I’ve now got to go on a nursery run and pretend my mouth isn’t burning. I think i’m talking with a lisp?They’ll think i’ve had 42 rums.
Ruby wants to bake more cupcakes too, after her big cupcake bonanza. That’ll be fun… DIZZY. It’s made me need a lie down. Lol.
I love that Rubes is baking mad because as a result she FORCE FEEDS them to everyone and even though no-one wants to eat buns made by the grubby hands of a two year old, they end up having to, not even out of courteous, but because she’s SO FORCEFUL. Pahahaha. It humours me no end.
Tonight Grandma’s gonna have to eat 40 of them without question. I’m the only one she doesn’t feed them to, simply because she knows i’m as stubborn as she is.
I bought Junior disco lights during a quick lunch gap today. He’s obsessed with moving lights or twinkly things. I figured it’d be too much of a danger to have a glistening, giant chandelier placed above his cot…So instead I went with disco lights. We took him to Victoria garden centre and he was obsessed with them. He was almost numb with astonishment. He was probably going blind and we didn’t realize. But he looked like he loved them to me, so today..I bought them.

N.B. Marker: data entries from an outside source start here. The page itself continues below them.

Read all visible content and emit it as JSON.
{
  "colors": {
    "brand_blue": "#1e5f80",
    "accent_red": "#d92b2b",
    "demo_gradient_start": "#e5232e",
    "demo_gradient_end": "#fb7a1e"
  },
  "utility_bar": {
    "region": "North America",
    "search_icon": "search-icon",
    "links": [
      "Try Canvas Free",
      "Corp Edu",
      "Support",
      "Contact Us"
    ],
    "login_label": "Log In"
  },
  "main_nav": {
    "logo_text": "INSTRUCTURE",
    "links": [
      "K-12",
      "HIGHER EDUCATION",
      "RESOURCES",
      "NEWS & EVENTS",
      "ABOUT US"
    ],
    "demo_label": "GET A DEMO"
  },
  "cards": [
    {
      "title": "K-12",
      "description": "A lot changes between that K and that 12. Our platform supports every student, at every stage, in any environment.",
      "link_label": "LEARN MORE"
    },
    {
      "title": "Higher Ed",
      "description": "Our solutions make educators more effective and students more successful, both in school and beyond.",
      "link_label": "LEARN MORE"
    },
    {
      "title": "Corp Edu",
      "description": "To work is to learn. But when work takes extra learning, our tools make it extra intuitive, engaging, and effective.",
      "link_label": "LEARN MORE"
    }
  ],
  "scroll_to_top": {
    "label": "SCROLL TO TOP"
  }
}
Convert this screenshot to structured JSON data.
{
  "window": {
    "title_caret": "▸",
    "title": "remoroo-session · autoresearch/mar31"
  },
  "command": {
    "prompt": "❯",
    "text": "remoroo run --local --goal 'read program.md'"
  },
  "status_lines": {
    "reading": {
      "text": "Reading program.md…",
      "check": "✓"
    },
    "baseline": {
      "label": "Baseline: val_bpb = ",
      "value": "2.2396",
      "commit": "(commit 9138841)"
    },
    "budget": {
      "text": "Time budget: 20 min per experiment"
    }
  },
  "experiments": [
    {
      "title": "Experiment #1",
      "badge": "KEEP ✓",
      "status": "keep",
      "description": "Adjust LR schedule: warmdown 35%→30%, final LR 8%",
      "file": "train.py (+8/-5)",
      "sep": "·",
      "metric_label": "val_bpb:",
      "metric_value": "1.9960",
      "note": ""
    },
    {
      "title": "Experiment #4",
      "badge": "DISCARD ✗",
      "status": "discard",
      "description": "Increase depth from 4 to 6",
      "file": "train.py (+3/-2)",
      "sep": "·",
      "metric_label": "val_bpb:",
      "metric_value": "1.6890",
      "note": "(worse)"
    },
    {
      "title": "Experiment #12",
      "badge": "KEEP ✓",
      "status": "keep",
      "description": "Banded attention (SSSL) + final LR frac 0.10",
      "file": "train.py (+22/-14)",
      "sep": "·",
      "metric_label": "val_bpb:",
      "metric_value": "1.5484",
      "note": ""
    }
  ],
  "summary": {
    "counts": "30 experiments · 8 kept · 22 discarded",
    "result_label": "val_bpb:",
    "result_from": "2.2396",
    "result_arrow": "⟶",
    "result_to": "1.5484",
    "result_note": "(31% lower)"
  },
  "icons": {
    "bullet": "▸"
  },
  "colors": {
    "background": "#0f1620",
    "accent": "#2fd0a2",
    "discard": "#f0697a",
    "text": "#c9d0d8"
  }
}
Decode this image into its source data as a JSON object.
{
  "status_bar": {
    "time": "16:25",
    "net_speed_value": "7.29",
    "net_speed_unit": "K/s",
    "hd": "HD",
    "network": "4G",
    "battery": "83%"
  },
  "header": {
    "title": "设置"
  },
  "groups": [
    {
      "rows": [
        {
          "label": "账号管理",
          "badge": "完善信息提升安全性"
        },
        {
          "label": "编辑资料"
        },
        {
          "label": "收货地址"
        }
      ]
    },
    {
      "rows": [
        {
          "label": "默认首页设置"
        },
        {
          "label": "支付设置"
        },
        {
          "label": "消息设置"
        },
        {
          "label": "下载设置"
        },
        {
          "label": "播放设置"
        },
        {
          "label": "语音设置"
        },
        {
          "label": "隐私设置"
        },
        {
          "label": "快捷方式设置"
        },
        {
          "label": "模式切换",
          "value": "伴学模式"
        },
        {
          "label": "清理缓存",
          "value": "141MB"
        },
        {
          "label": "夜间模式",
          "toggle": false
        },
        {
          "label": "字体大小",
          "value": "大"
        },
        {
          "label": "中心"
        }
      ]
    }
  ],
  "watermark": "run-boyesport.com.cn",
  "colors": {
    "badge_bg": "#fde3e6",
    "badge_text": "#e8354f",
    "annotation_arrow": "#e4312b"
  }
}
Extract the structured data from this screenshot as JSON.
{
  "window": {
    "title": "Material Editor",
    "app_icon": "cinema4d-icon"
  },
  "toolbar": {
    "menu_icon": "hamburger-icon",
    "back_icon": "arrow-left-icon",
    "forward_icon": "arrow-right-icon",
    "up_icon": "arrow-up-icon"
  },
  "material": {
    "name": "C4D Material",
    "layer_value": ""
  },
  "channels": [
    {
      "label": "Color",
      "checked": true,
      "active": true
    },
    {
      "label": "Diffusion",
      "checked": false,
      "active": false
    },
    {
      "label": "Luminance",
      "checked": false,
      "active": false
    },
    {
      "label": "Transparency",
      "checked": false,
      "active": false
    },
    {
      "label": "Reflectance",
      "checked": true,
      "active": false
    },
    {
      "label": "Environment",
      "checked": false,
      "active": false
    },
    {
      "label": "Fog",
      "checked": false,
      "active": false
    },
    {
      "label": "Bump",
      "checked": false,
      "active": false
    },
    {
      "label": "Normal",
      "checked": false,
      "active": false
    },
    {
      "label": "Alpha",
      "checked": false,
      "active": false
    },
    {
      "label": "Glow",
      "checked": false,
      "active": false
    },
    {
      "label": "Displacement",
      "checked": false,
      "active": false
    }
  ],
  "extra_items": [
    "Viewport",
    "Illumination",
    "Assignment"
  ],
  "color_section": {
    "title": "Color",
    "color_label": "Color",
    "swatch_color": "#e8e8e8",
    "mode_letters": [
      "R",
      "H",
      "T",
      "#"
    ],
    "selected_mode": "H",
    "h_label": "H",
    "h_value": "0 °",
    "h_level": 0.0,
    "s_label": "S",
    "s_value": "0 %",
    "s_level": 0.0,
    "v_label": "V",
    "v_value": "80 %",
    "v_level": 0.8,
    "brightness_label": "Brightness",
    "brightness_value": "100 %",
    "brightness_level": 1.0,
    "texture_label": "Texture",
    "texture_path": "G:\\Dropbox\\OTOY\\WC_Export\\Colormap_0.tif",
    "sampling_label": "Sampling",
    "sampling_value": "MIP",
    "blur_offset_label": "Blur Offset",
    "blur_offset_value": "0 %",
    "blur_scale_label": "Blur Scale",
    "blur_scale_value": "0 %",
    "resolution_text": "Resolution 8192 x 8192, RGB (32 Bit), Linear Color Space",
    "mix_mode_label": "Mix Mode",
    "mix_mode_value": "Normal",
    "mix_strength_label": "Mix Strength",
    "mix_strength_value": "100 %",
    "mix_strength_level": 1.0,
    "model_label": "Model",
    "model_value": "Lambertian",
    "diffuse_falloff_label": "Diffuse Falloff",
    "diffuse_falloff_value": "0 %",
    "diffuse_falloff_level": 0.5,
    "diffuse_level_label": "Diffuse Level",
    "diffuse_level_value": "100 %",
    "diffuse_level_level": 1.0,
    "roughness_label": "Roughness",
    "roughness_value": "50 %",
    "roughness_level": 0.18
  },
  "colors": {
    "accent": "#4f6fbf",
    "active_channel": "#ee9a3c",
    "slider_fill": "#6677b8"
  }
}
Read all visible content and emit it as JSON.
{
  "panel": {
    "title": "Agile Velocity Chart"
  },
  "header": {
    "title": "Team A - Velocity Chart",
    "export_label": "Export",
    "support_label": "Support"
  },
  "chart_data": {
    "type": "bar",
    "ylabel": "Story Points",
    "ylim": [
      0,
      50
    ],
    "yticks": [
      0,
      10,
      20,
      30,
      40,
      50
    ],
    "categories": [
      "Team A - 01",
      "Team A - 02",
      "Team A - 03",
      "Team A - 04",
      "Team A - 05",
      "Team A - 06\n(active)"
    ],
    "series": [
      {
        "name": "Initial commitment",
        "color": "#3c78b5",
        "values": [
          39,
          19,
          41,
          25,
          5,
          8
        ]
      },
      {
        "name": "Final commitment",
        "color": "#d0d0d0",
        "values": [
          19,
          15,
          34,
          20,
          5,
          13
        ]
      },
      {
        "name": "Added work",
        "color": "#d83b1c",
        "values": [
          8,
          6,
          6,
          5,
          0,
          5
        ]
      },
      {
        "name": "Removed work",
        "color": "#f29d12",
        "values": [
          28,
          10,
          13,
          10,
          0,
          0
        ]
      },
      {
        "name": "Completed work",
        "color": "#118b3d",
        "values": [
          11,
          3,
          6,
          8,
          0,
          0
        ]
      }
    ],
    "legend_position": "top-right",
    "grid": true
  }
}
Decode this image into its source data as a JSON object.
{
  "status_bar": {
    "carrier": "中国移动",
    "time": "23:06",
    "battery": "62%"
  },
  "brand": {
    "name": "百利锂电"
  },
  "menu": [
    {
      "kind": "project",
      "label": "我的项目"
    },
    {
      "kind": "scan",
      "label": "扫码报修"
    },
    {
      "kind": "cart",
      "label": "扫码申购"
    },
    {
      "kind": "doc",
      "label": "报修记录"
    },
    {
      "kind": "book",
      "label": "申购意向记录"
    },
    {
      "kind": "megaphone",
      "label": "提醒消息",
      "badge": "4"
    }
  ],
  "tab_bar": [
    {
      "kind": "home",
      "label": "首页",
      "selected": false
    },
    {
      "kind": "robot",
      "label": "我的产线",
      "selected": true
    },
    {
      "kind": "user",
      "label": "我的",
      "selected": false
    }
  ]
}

Then I took them back and bought moving fairy lights because they were battery operated instead of run off the electric. Less danger and much cheaper on my utilities. 🙂
A colleague turned around and told me off for purchasing disco lights for a 4 month old. They could’ve done it nicely but instead they said, ‘…it’s fucking nearly Christmas you idiot!!! BUY multi- action fairy lights! Disco balls my arse!’
But whatever remember that you’re talking to the girl who did 5 hotel nights when the boiler broke, instead of blankets.
Got to dash. The kiddies are at nursery and they need Momma to show up in 15!
PS/ Did no-one do any work today or something because I sent out a bunch of very important emails this morning and not one person got back to me. Urgent much!